Possible use cases: #. Quickly discover probable originating charset from a file. #. I want to quickly convert a non Unicode file to Unicode. #. Debug the charset-detector.
Down bellow, we will guide you through some basic examples.
Arguments ¶
You may simply invoke normalizer -h (with the h(elp) flag) to understand the basics.

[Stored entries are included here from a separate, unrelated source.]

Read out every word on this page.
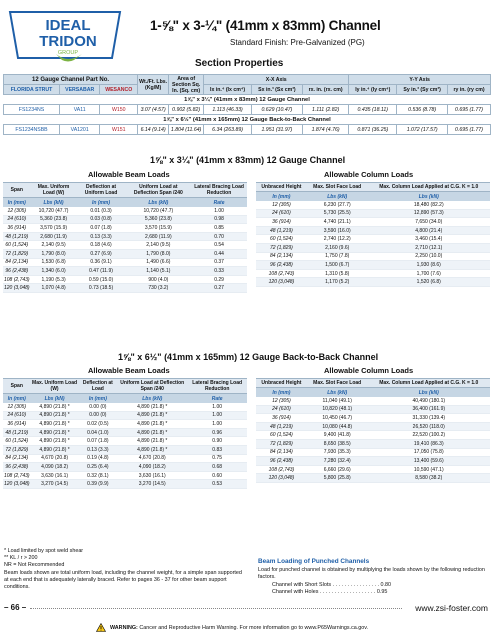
IDEAL
TRIDON
GROUP
1-⅝" x 3-¼" (41mm x 83mm) Channel
Standard Finish: Pre-Galvanized (PG)
Section Properties
12 Gauge Channel Part No.			Wt./Ft. Lbs. (Kg/M)	Area of Section Sq. In. (Sq. cm)	X-X Axis			Y-Y Axis		
FLORIDA STRUT	VERSABAR	WESANCO			Ix in.⁴ (Ix cm⁴)	Sx in.³ (Sx cm³)	rx. in. (rx. cm)	Iy in.⁴ (Iy cm⁴)	Sy in.³ (Sy cm³)	ry in. (ry cm)
1⅝" x 3¼" (41mm x 83mm) 12 Gauge Channel										
FS1234NS	VA11	W150	3.07 (4.57)	0.902 (5.82)	1.113 (46.33)	0.629 (10.47)	1.111 (2.82)	0.435 (18.11)	0.536 (8.78)	0.695 (1.77)
1⅝" x 6½" (41mm x 165mm) 12 Gauge Back-to-Back Channel										
FS1234NSBB	VA1201	W151	6.14 (9.14)	1.804 (11.64)	6.34 (263.89)	1.951 (31.97)	1.874 (4.76)	0.871 (36.25)	1.072 (17.57)	0.695 (1.77)
1⅝" x 3¼" (41mm x 83mm) 12 Gauge Channel
Allowable Beam Loads	Allowable Column Loads
Span	Max. Uniform Load (W)	Deflection at Uniform Load	Uniform Load at Deflection Span /240	Lateral Bracing Load Reduction
In (mm)	Lbs (kN)	In (mm)	Lbs (kN)	Rate
12 (305)	10,720 (47.7)	0.01 (0.3)	10,720 (47.7)	1.00
24 (610)	5,360 (23.8)	0.03 (0.8)	5,360 (23.8)	0.98
36 (914)	3,570 (15.9)	0.07 (1.8)	3,570 (15.9)	0.85
48 (1,219)	2,680 (11.9)	0.13 (3.3)	2,680 (11.9)	0.70
60 (1,524)	2,140 (9.5)	0.18 (4.6)	2,140 (9.5)	0.54
72 (1,829)	1,790 (8.0)	0.27 (6.9)	1,790 (8.0)	0.44
84 (2,134)	1,530 (6.8)	0.36 (9.1)	1,490 (6.6)	0.37
96 (2,438)	1,340 (6.0)	0.47 (11.9)	1,140 (5.1)	0.33
108 (2,743)	1,190 (5.3)	0.59 (15.0)	900 (4.0)	0.29
120 (3,048)	1,070 (4.8)	0.73 (18.5)	730 (3.2)	0.27
Unbraced Height	Max. Slot Face Load	Max. Column Load Applied at C.G. K = 1.0
In (mm)	Lbs (kN)	Lbs (kN)
12 (305)	6,230 (27.7)	18,480 (82.2)
24 (610)	5,730 (25.5)	12,890 (57.3)
36 (914)	4,740 (21.1)	7,650 (34.0)
48 (1,219)	3,590 (16.0)	4,800 (21.4)
60 (1,524)	2,740 (12.2)	3,460 (15.4)
72 (1,829)	2,160 (9.6)	2,710 (12.1)
84 (2,134)	1,750 (7.8)	2,250 (10.0)
96 (2,438)	1,500 (6.7)	1,930 (8.6)
108 (2,743)	1,310 (5.8)	1,700 (7.6)
120 (3,048)	1,170 (5.2)	1,520 (6.8)
1⅝" x 6½" (41mm x 165mm) 12 Gauge Back-to-Back Channel
Allowable Beam Loads	Allowable Column Loads
Span	Max. Uniform Load (W)	Deflection at Load	Uniform Load at Deflection Span /240	Lateral Bracing Load Reduction
In (mm)	Lbs (kN)	In (mm)	Lbs (kN)	Rate
12 (305)	4,890 (21.8) *	0.00 (0)	4,890 (21.8) *	1.00
24 (610)	4,890 (21.8) *	0.00 (0)	4,890 (21.8) *	1.00
36 (914)	4,890 (21.8) *	0.02 (0.5)	4,890 (21.8) *	1.00
48 (1,219)	4,890 (21.8) *	0.04 (1.0)	4,890 (21.8) *	0.96
60 (1,524)	4,890 (21.8) *	0.07 (1.8)	4,890 (21.8) *	0.90
72 (1,829)	4,890 (21.8) *	0.13 (3.3)	4,890 (21.8) *	0.83
84 (2,134)	4,670 (20.8)	0.19 (4.8)	4,670 (20.8)	0.75
96 (2,438)	4,090 (18.2)	0.25 (6.4)	4,090 (18.2)	0.68
108 (2,743)	3,630 (16.1)	0.32 (8.1)	3,630 (16.1)	0.60
120 (3,048)	3,270 (14.5)	0.39 (9.9)	3,270 (14.5)	0.53
Unbraced Height	Max. Slot Face Load	Max. Column Load Applied at C.G. K = 1.0
In (mm)	Lbs (kN)	Lbs (kN)
12 (305)	11,040 (49.1)	40,490 (180.1)
24 (610)	10,820 (48.1)	36,400 (161.9)
36 (914)	10,450 (46.7)	31,330 (139.4)
48 (1,219)	10,080 (44.8)	26,520 (118.0)
60 (1,524)	9,400 (41.8)	22,520 (100.2)
72 (1,829)	8,650 (38.5)	19,410 (86.3)
84 (2,134)	7,930 (35.3)	17,050 (75.8)
96 (2,438)	7,280 (32.4)	13,400 (59.6)
108 (2,743)	6,660 (29.6)	10,590 (47.1)
120 (3,048)	5,800 (25.8)	8,580 (38.2)
* Load limited by spot weld shear
** KL / r > 200
NR = Not Recommended
Beam loads shown are total uniform load, including the channel weight, for a simple span supported at each end that is adequately laterally braced. Refer to pages 36 - 37 for other beam support conditions.
Beam Loading of Punched Channels
Load for punched channel is obtained by multiplying the loads shown by the following reduction factors.
Channel with Short Slots . . . . . . . . . . . . . . . . 0.80
Channel with Holes . . . . . . . . . . . . . . . . . . . 0.95
– 66 –	www.zsi-foster.com
WARNING: Cancer and Reproductive Harm Warning. For more information go to www.P65Warnings.ca.gov.
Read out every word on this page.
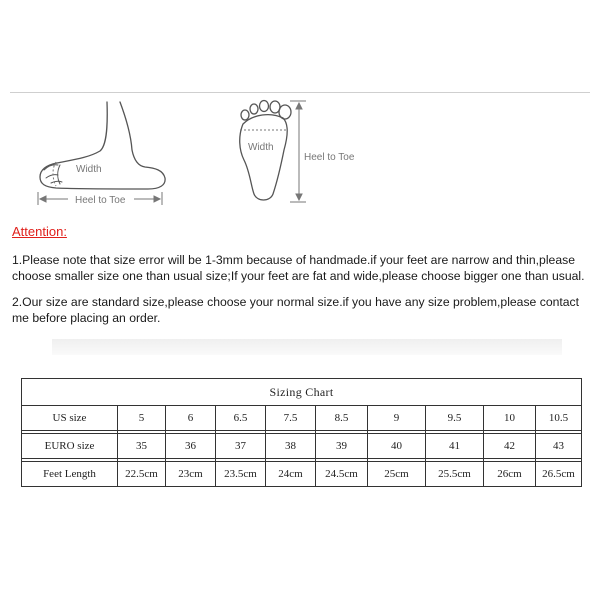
Width
Heel to Toe
Width
Heel to Toe
Attention:
1.Please note that size error will be 1-3mm because of handmade.if your feet are narrow and thin,please choose smaller size one than usual size;If your feet are fat and wide,please choose bigger one than usual.
2.Our size are standard size,please choose your normal size.if you have any size problem,please contact me before placing an order.
Sizing Chart									
US size	5	6	6.5	7.5	8.5	9	9.5	10	10.5

EURO size	35	36	37	38	39	40	41	42	43

Feet Length	22.5cm	23cm	23.5cm	24cm	24.5cm	25cm	25.5cm	26cm	26.5cm
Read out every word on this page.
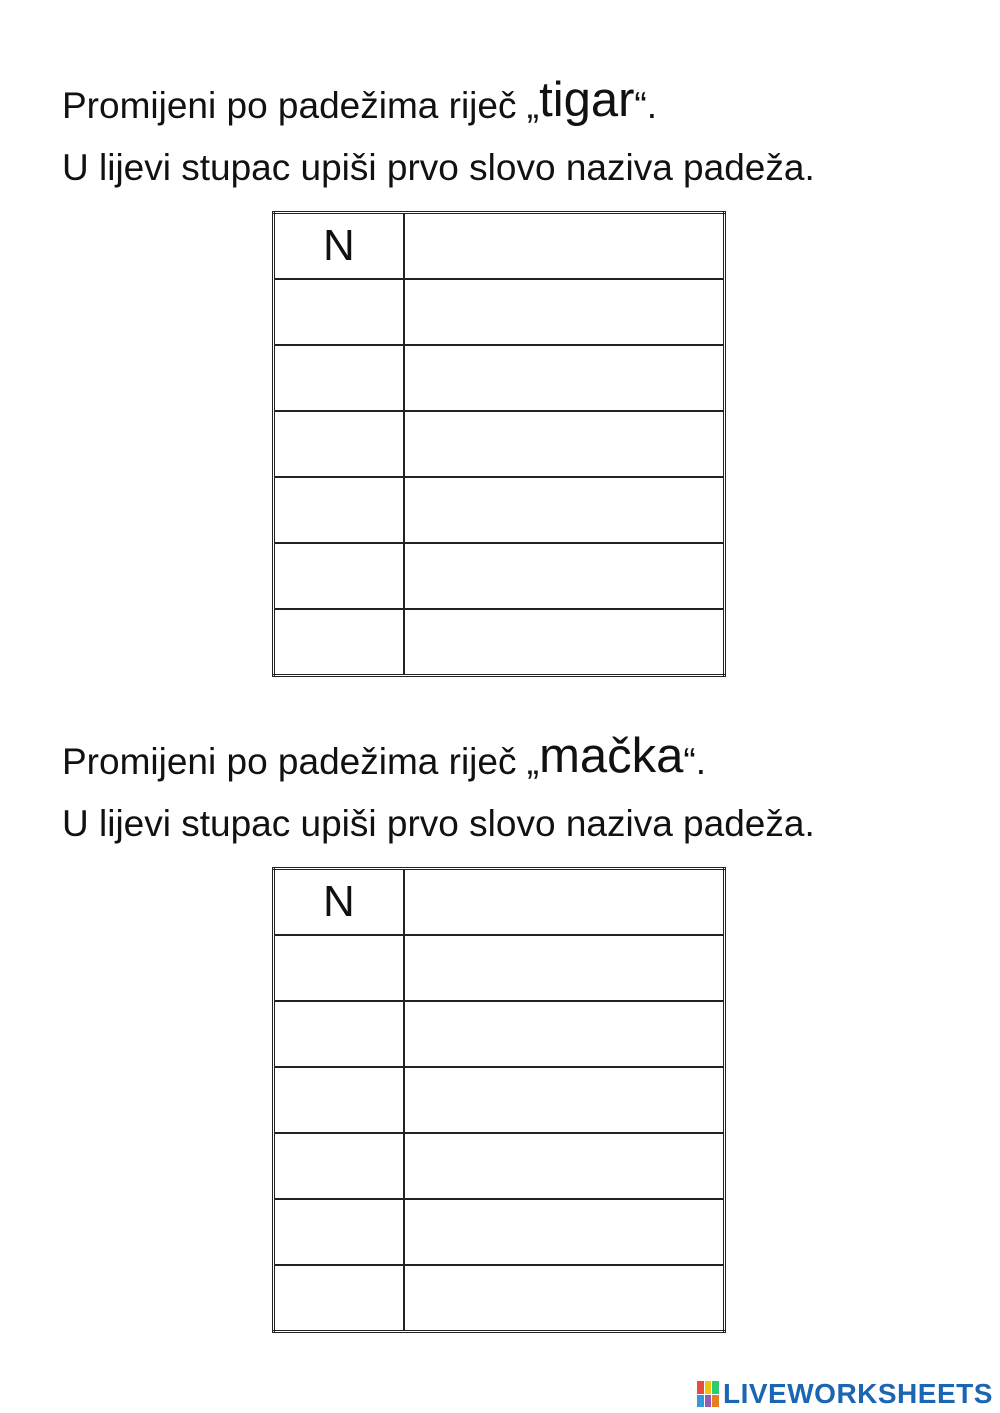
Promijeni po padežima riječ „tigar“.

U lijevi stupac upiši prvo slovo naziva padeža.

N	

Promijeni po padežima riječ „mačka“.

U lijevi stupac upiši prvo slovo naziva padeža.

N	

LIVEWORKSHEETS
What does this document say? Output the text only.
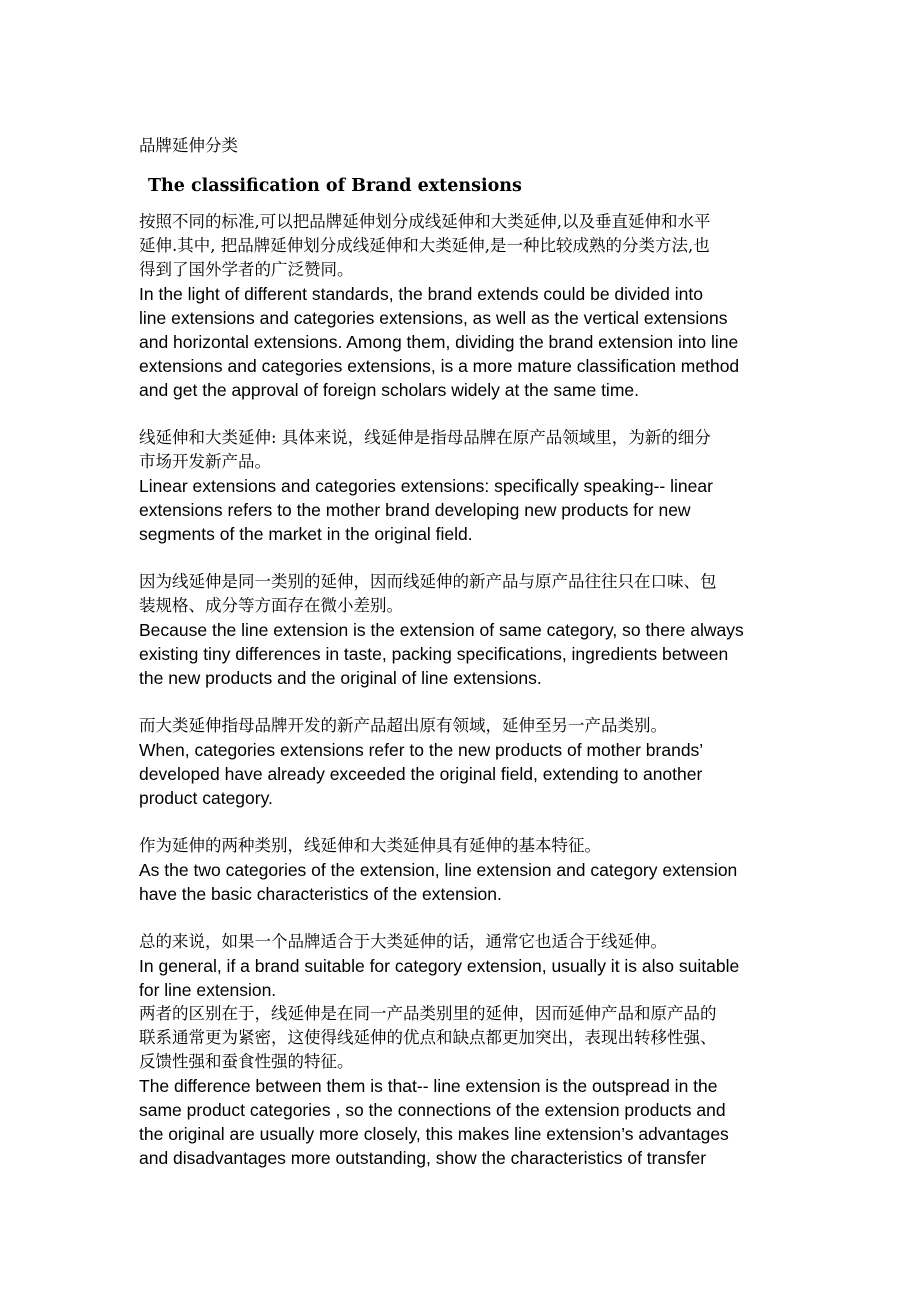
品牌延伸分类

The classification of Brand extensions

按照不同的标准,可以把品牌延伸划分成线延伸和大类延伸,以及垂直延伸和水平
延伸.其中, 把品牌延伸划分成线延伸和大类延伸,是一种比较成熟的分类方法,也
得到了国外学者的广泛赞同。

In the light of different standards, the brand extends could be divided into
line extensions and categories extensions, as well as the vertical extensions
and horizontal extensions. Among them, dividing the brand extension into line
extensions and categories extensions, is a more mature classification method
and get the approval of foreign scholars widely at the same time.

线延伸和大类延伸: 具体来说，线延伸是指母品牌在原产品领域里，为新的细分
市场开发新产品。

Linear extensions and categories extensions: specifically speaking-- linear
extensions refers to the mother brand developing new products for new
segments of the market in the original field.

因为线延伸是同一类别的延伸，因而线延伸的新产品与原产品往往只在口味、包
装规格、成分等方面存在微小差别。

Because the line extension is the extension of same category, so there always
existing tiny differences in taste, packing specifications, ingredients between
the new products and the original of line extensions.

而大类延伸指母品牌开发的新产品超出原有领域，延伸至另一产品类别。

When, categories extensions refer to the new products of mother brands’
developed have already exceeded the original field, extending to another
product category.

作为延伸的两种类别，线延伸和大类延伸具有延伸的基本特征。

As the two categories of the extension, line extension and category extension
have the basic characteristics of the extension.

总的来说，如果一个品牌适合于大类延伸的话，通常它也适合于线延伸。

In general, if a brand suitable for category extension, usually it is also suitable
for line extension.

两者的区别在于，线延伸是在同一产品类别里的延伸，因而延伸产品和原产品的
联系通常更为紧密，这使得线延伸的优点和缺点都更加突出，表现出转移性强、
反馈性强和蚕食性强的特征。

The difference between them is that-- line extension is the outspread in the
same product categories , so the connections of the extension products and
the original are usually more closely, this makes line extension’s advantages
and disadvantages more outstanding, show the characteristics of transfer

usage: normalizer [-h] [-v] [-a] [-n] [-m] [-r] [-f] [-t THRESHOLD] file [file ...] The Real First Universal Charset Detector. Discover originating encoding used on text file. Normalize text to unicode. positional arguments: files File(s) to be analysed optional arguments: -h, --help show this help message and exit -v, --verbose Display complementary information about file if any. Stdout will contain logs about the detection process. -a, --with-alternative Output complementary possibilities if any. Top-level JSON WILL be a list. -n, --normalize Permit to normalize input file. If not set, program does not write anything. -m, --minimal Only output the charset detected to STDOUT. Disabling JSON output. -r, --replace Replace file when trying to normalize it instead of creating a new one. -f, --force Replace file without asking if you are sure, use this flag with caution. -t THRESHOLD, --threshold THRESHOLD Define a custom maximum amount of chaos allowed in decoded content. 0. <= chaos <= 1. --version Show version information and exit.